Speaking of the FWCA, it’s being amended. At the outset, the FWCA allowed private individuals to keep a specially protected mammal, invertebrate, reptile or amphibian, or game reptile or amphibian, “for the purpose of personal education. (1997, c. 41, s. 40(2)). This was later revised, in 2002, to exclude anything listed by COSEWIC as endangered, threatened, vulnerable or special concern (the last two are synonymous) (2002, c. 18, Sch. L, s. 3). That subsection is being amended again, to change the references to endangered species lists at both the provincial and federal levels (s. 58(2)). The change appears to be administrative: there wasn’t a provincial list before this new bill.

Remember, however, that subsection 40(2) of the FWCA deals with keeping a single animal without a permit; it’s still possible to get a permit for a species listed as special concern. I imagine, however, that these changes won’t make it any easier than it was before.


Maximum fines are much higher than under the FWCA. For corporations, a fine of up to $1 million on the first offence and up to $2 million on subsequent offences. For individuals, it’s up to $250,000 on the first offence, $500,000 on subsequent offences, and up to a year in jail in either case (s. 40(1)).

By comparison, the FWCA maximums are $25,000 and a year in jail, or two years for firearms offences, or $100,000 in cases involving commercial offences (1997, c. 41, s. 102).

Species affected

The old Endangered Species Act, which this new bill will replace outright (section 57, p. 39), covered only a handful of species. The FWCA covered more, not all of which were at risk. This new bill protects species deemed at risk, but also creates a formal process to have them listed, the way the federal government did with its Species at Risk Act.

Based on the schedules, taxonomy could be a problem, especially if the government chooses not to distinguish between local specimens and exotic subspecies that are not indigenous to Ontario. For example, there will be serious problems if the MNR tries to enforce this against all rat or milk snakes — there are probably thousands of captive-bred specimens of subspecies not native to Ontario in cages across the province — and not just black rats or eastern milks. In some cases they really need to identify subspecies, or at least localities, to avoid scaring kids with pet Pueblan milk snakes.

Endangered species: Blanchard’s Cricket Frog (Acris crepitans blanchardi); Northern Dusky Salamander (Desmognathus fuscus); Blue Racer (Coluber constrictor foxii); Timber Rattlesnake (Crotalus horridus); Lake Erie Water Snake (Nerodia sipedon insularum). Added: Small-mouthed Salamander (Ambystoma texanum); Allegheny Mountan Dusky Salamander (Desmognathus ochrophaeus); Spotted Turtle (Clemmys guttata); Wood Turtle (Glyptemys insculpta).

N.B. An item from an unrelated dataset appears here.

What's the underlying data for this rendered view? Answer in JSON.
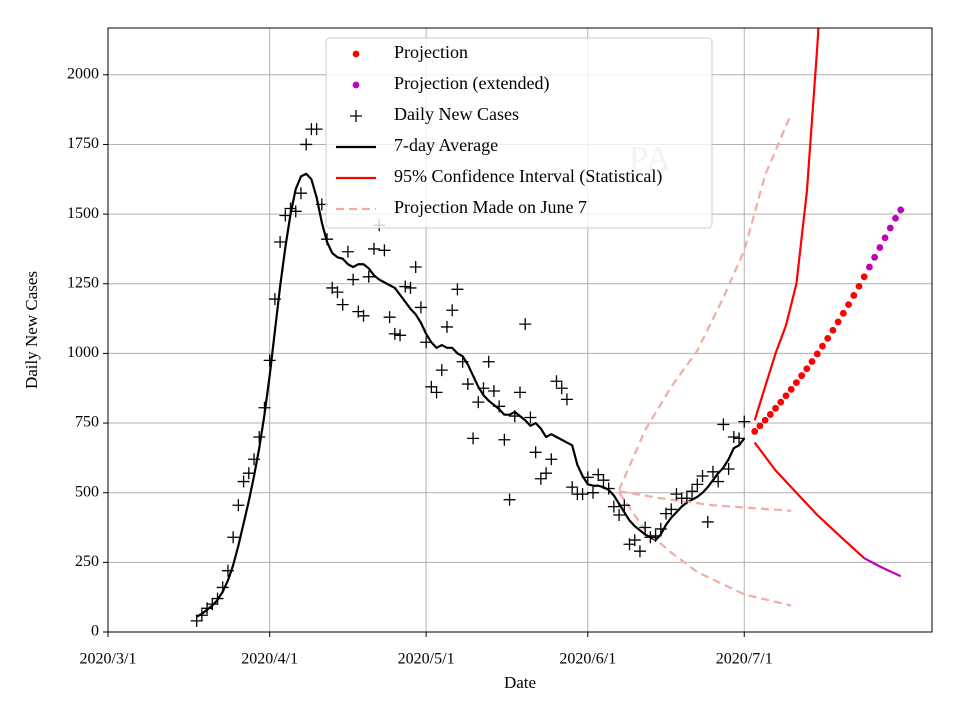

Extirpated species: Tiger Salamander (Ambystoma tigrinum); Spring Salamander (Gyrinophilus porphyriticus).

Threatened species: Jefferson Salamander (Ambystoma jeffersonianum); Fowler’s Toad (Bufo fowleri); Blanding’s Turtle (Emydoidea blandingii); Eastern Fox Snake (Elaphe gloydi); Eastern Rat Snake (Elaphe obsoleta); Eastern Hognose Snake (Heterodon platirhinos); Queen Snake (Regina septemvittata); Massasauga (Sistrurus catenatus); Butler’s Garter Snake (Thamnophis butleri); Spiny Softshell (Apalone spinifera); Stinkpot (Sternotherus odoratus).

Special concern (not protected as above, but cannot be kept under the FWCA exemption without a permit): Five-lined Skink (Eumeces fasciatus); Northern Map Turtle (Graptemys geographica); Milk Snake (Lampropeltis triangulum); Eastern Ribbon Snake (Thamnophis sauritus).